The Effects of Fluctuating Operation on Reverse Osmosis Membranes
datasetposted on 17.09.2013, 00:00 by B. (Brett) Ibbotson
Directly coupling renewable energy to reverse osmosis may be the most cost effective solution to supply potable water to remote and isolated areas that lack infrastructure and safe drinking water. These systems do not use batteries but rather operate only when sufficient energy is available and store any excess energy as water. Since reverse osmosis membranes are designed to be operated for continuous periods under constant power, it has been unclear how the fluctuating operation will affect the performance of the membranes.
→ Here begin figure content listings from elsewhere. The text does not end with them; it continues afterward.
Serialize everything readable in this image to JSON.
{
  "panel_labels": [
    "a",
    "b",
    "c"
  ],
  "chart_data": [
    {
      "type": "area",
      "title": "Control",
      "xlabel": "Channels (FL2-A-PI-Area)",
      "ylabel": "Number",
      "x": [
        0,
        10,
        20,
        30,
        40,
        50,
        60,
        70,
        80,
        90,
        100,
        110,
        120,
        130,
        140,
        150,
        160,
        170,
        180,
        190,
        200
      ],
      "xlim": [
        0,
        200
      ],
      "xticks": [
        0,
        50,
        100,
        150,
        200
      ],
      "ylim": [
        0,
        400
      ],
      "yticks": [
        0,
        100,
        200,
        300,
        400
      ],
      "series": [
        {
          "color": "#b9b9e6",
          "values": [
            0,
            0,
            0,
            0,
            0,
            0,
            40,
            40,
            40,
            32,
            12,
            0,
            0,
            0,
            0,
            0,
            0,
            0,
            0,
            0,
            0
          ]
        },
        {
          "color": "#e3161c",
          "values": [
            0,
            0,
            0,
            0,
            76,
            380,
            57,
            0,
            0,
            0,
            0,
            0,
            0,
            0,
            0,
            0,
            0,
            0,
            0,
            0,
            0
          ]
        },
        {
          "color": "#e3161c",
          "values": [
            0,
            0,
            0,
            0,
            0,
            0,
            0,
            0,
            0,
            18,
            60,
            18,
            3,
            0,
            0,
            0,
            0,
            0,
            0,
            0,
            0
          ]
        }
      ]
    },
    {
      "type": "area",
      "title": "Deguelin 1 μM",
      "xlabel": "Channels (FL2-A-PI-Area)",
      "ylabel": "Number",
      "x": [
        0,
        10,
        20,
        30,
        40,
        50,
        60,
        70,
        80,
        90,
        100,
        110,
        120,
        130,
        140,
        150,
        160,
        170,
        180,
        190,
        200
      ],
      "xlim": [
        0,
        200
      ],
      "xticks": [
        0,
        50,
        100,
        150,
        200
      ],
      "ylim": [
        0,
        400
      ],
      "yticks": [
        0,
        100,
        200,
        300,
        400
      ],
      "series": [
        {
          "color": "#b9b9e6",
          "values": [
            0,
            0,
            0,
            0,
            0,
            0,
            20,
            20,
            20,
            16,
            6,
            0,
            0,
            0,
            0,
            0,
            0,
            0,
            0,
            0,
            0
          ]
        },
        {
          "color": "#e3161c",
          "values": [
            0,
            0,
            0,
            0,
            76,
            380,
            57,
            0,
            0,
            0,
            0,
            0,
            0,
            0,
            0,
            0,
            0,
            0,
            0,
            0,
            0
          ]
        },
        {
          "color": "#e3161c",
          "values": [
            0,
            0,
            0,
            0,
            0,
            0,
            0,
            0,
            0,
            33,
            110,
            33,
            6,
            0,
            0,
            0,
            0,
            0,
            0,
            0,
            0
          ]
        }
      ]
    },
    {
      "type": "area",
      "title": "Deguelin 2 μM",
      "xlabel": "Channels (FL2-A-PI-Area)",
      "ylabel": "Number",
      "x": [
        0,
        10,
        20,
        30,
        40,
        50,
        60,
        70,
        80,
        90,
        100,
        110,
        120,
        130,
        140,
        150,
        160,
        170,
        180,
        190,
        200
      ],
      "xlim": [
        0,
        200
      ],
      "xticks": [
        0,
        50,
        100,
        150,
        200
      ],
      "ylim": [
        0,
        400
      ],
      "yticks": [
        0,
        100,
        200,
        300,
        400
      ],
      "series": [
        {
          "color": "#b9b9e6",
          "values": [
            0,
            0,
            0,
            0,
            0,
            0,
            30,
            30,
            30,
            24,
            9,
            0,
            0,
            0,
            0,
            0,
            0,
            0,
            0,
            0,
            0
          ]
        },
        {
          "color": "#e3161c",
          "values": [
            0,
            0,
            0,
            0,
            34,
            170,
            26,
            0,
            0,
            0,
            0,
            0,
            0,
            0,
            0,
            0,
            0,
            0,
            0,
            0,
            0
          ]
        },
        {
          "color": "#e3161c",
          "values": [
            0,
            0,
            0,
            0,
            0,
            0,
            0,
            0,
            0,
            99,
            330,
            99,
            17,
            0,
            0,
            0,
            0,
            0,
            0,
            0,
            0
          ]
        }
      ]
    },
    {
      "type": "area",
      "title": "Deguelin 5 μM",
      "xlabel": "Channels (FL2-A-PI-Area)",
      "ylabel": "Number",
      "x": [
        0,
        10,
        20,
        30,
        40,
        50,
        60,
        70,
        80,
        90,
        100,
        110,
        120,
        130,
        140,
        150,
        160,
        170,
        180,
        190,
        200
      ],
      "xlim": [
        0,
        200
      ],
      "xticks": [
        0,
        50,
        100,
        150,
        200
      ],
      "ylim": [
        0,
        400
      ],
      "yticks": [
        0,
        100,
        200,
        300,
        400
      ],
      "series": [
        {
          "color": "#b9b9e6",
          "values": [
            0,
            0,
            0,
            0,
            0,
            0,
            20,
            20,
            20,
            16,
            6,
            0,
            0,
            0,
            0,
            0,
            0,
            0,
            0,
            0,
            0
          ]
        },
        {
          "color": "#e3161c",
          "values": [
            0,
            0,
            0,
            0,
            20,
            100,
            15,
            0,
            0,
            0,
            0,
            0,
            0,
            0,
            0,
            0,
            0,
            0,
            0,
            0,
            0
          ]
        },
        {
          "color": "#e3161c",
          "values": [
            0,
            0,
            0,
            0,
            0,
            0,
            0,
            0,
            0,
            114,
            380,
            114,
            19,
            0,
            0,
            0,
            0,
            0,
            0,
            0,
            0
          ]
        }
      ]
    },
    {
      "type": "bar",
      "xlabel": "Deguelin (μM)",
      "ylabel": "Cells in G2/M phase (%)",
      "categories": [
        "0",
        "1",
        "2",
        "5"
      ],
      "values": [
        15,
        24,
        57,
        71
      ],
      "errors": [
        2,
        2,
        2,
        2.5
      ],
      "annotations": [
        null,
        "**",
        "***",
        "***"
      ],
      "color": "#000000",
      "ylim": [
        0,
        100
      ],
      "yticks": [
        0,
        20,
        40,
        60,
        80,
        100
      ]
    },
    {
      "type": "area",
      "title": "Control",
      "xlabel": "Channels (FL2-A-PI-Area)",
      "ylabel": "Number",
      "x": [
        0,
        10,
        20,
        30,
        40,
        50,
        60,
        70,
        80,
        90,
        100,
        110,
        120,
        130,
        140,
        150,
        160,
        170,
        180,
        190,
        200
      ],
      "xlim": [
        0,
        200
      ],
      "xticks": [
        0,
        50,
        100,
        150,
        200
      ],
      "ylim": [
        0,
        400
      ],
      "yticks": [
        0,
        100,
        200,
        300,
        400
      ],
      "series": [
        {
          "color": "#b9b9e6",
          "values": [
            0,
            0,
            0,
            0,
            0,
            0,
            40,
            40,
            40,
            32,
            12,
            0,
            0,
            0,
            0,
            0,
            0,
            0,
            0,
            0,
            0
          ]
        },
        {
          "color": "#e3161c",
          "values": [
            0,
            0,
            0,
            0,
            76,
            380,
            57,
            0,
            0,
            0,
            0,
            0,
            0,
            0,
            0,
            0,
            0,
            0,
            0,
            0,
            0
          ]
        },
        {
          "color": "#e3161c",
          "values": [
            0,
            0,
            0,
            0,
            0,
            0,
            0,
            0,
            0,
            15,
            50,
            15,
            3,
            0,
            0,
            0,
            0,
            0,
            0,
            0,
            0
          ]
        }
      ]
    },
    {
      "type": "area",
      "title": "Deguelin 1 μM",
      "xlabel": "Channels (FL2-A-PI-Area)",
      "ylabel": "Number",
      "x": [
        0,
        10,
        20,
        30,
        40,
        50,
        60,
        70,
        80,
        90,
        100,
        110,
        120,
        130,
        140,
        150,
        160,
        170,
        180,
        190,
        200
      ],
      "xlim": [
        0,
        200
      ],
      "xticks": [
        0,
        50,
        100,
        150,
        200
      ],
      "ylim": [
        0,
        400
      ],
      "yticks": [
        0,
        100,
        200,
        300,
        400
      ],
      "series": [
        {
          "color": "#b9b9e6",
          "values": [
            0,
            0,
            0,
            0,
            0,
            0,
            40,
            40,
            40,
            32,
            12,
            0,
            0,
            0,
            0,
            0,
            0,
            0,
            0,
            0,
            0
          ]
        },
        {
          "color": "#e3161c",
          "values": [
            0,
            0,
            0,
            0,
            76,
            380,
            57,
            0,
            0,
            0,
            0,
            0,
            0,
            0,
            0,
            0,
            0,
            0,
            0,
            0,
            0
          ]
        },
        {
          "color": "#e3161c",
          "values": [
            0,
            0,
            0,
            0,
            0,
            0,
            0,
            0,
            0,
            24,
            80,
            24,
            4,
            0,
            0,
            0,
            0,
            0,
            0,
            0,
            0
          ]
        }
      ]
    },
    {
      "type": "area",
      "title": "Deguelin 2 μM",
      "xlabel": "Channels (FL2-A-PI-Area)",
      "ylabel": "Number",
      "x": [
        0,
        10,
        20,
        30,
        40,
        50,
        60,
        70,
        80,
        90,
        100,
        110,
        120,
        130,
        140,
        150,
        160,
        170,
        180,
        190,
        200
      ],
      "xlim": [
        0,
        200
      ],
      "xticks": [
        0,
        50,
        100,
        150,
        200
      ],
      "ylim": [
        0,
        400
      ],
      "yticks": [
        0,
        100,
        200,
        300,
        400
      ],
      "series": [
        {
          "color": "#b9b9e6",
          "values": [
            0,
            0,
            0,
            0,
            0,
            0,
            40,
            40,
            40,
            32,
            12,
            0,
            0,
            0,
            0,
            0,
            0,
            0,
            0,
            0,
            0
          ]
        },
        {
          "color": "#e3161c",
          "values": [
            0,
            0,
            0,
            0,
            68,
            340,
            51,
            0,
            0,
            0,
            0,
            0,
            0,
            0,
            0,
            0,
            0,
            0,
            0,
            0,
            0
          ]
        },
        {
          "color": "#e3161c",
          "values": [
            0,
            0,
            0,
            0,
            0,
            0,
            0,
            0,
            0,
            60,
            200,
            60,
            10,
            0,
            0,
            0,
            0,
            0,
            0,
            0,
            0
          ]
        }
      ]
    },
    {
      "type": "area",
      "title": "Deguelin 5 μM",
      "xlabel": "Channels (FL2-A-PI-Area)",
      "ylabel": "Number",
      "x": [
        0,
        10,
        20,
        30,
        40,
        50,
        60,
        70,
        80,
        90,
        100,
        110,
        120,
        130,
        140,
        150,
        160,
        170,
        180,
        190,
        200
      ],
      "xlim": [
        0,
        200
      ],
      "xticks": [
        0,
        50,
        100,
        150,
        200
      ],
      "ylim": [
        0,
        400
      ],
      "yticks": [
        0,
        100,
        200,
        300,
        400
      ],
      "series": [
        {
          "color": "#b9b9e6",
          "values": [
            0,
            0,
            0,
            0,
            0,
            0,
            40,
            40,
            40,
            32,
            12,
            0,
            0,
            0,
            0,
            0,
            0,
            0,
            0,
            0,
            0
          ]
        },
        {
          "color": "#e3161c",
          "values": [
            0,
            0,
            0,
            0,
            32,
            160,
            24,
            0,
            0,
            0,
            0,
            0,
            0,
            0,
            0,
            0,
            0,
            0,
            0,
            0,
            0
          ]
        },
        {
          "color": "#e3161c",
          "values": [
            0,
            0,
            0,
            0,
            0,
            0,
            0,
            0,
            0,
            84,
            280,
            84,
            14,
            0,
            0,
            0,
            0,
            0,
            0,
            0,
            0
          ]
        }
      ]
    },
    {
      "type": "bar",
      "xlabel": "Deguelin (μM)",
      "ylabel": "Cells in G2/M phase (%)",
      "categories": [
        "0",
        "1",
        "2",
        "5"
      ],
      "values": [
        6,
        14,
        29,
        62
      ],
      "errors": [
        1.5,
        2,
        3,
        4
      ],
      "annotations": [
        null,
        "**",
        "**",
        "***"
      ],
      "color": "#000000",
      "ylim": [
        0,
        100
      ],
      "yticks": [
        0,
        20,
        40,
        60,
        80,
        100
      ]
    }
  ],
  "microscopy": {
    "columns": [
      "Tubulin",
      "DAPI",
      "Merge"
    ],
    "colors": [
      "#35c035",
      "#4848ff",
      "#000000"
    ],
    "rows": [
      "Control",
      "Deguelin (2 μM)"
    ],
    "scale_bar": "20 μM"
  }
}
In these experiments, a small-scale reverse osmosis unit (maximum production 8 m3/day) was set up in the laboratory to continually recycle and treat a reservoir of artificial seawater (32 800 mg/L NaCl). The power of the high pressure pump feeding the reverse osmosis membranes is fluctuated corresponding to inputs of real wind data entered through an automated computer system. Measurements of pressure, permeate production and conductivity were continually recorded and used to determine if there were changes in the membrane permeability coefficient and salt rejection of the membrane resulting from fluctuating operation. After more than 650 hours of fluctuating operation, no deterioration of reverse osmosis membrane performance was observed.